In this pair of plays you see McIntosh’s entire repertoire on display. Quickness and ball-handling are a few things in his favor, but the far more important aspects of his game is his ability to set up driving and passing lanes off of a ball screen.



Basketball, like most sports, is all about timing. In both cases you see a slight change of pace (or even a full split-second stop) to keep his defender off balance, but McIntosh does not upset the timing with his screening teammate.

Not necessarily the fanciest dribbling you’ll see on the hardwood these days, but the ball is protected and the point guard is in complete control of the look his team is getting at the basket. 

More importantly, in both cases we see the same result: a bucket.

Defense is about staying engaged to your assignment and staying disciplined, but knowing when to press the gas or to employ a simple stutter-step dribble can create a crease to the hoop or a lane for a teammate. Northwestern will be looking for a new leading scorer in 2016, which should mean even more antics from the lead guard position this year in Evanston — antics being a term of endearment of course.

Dallas Moore, senior, North Florida Ospreys: 19.8 ppg, 6 apg, 4 rpg, 39.5 percent from the 3-point line

There’s always something novel about a left-handed player that gets to people. In most cases it’s just the lefty being the odd man out, but in the case of Dallas Moore there’s way more than meets the eye.

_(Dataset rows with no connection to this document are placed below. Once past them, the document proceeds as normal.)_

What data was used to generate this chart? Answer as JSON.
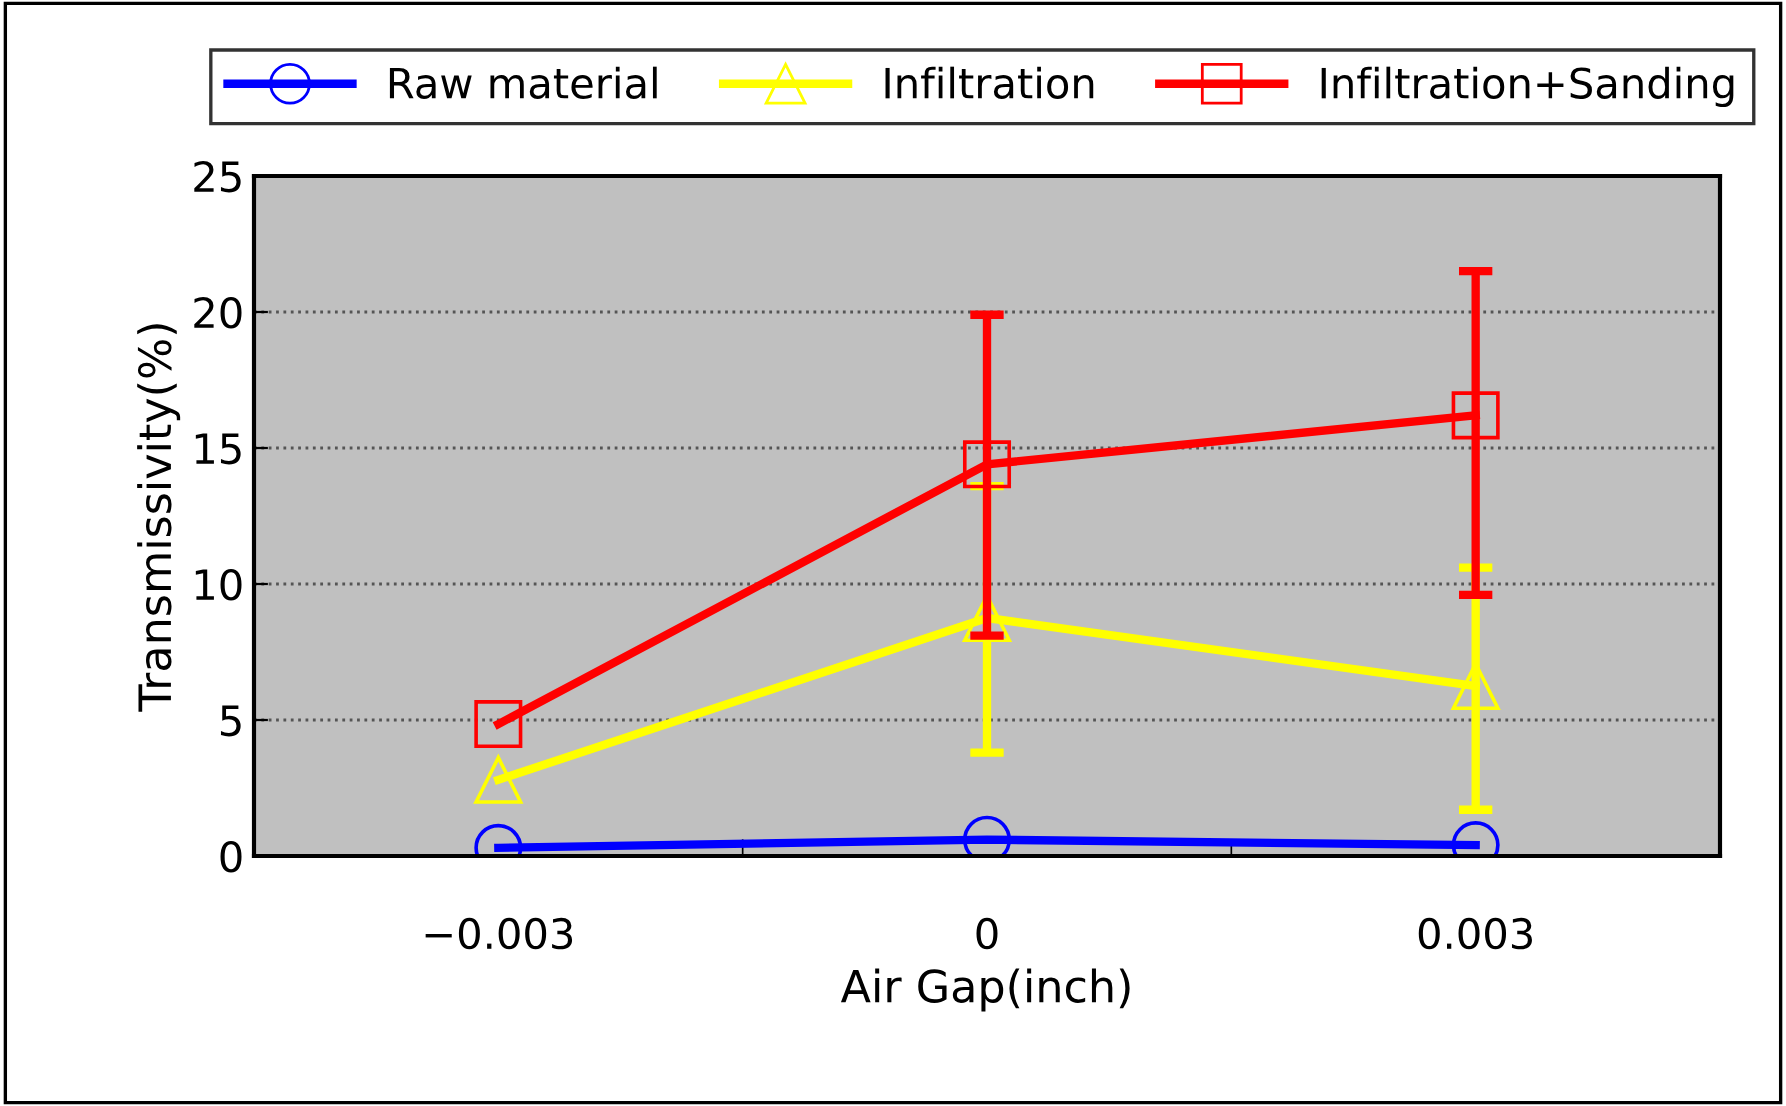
{
  "chart_data": {
    "type": "line",
    "xlabel": "Air Gap(inch)",
    "ylabel": "Transmissivity(%)",
    "categories": [
      "−0.003",
      "0",
      "0.003"
    ],
    "series": [
      {
        "name": "Raw material",
        "color": "#0000ff",
        "marker": "circle",
        "values": [
          0.3,
          0.6,
          0.4
        ]
      },
      {
        "name": "Infiltration",
        "color": "#ffff00",
        "marker": "triangle",
        "values": [
          2.8,
          8.75,
          6.25
        ],
        "errors": [
          null,
          [
            3.8,
            13.6
          ],
          [
            1.7,
            10.6
          ]
        ]
      },
      {
        "name": "Infiltration+Sanding",
        "color": "#ff0000",
        "marker": "square",
        "values": [
          4.85,
          14.4,
          16.2
        ],
        "errors": [
          null,
          [
            8.1,
            19.9
          ],
          [
            9.6,
            21.5
          ]
        ]
      }
    ],
    "ylim": [
      0,
      25
    ],
    "yticks": [
      0,
      5,
      10,
      15,
      20,
      25
    ],
    "grid": "y",
    "legend": "top",
    "line_style": "solid"
  }
}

Moore blends a lightning quick first step, a slick dribble and an ability to finish around the rim — more often that not with the left hand. He also makes his mark as a deadeye shooter. 

Moore was among the league leaders in the Atlantic Sun conference from deep, while the team also ranked in the top 10 nationally from beyond the arc. That shooting prowess is a deterrent for defenses that look to cheat around and underneath ball screens.

In a March matchup against South Carolina Upstate in the quarterfinals of the Atlantic Sun Conference Tournament, Moore used a weak-side screen to his advantage against an overzealous defender.

Here the decision to decline the ball screen option gets Moore in a position for a straight-line drive to the rim, and the defender’s choice to drop off and undercut the screen puts him in a compromising spot.

A crossover dribble would have worked to the same effect, but the choice to opt for a little razzle-dazzle is a testament to soft defense. Admittedly, Moore might benefit from the fact that some defenders forget his dominant hand but that’s not an excuse at the D-I level.

The fact that he is also a willing passer actually opens up his offensive game, despite his role as the leading scorer on a team that featured five players averaging double-digits. Though the makeup of this year’s squad will be a bit different, be sure to look for much more of the same from No 14.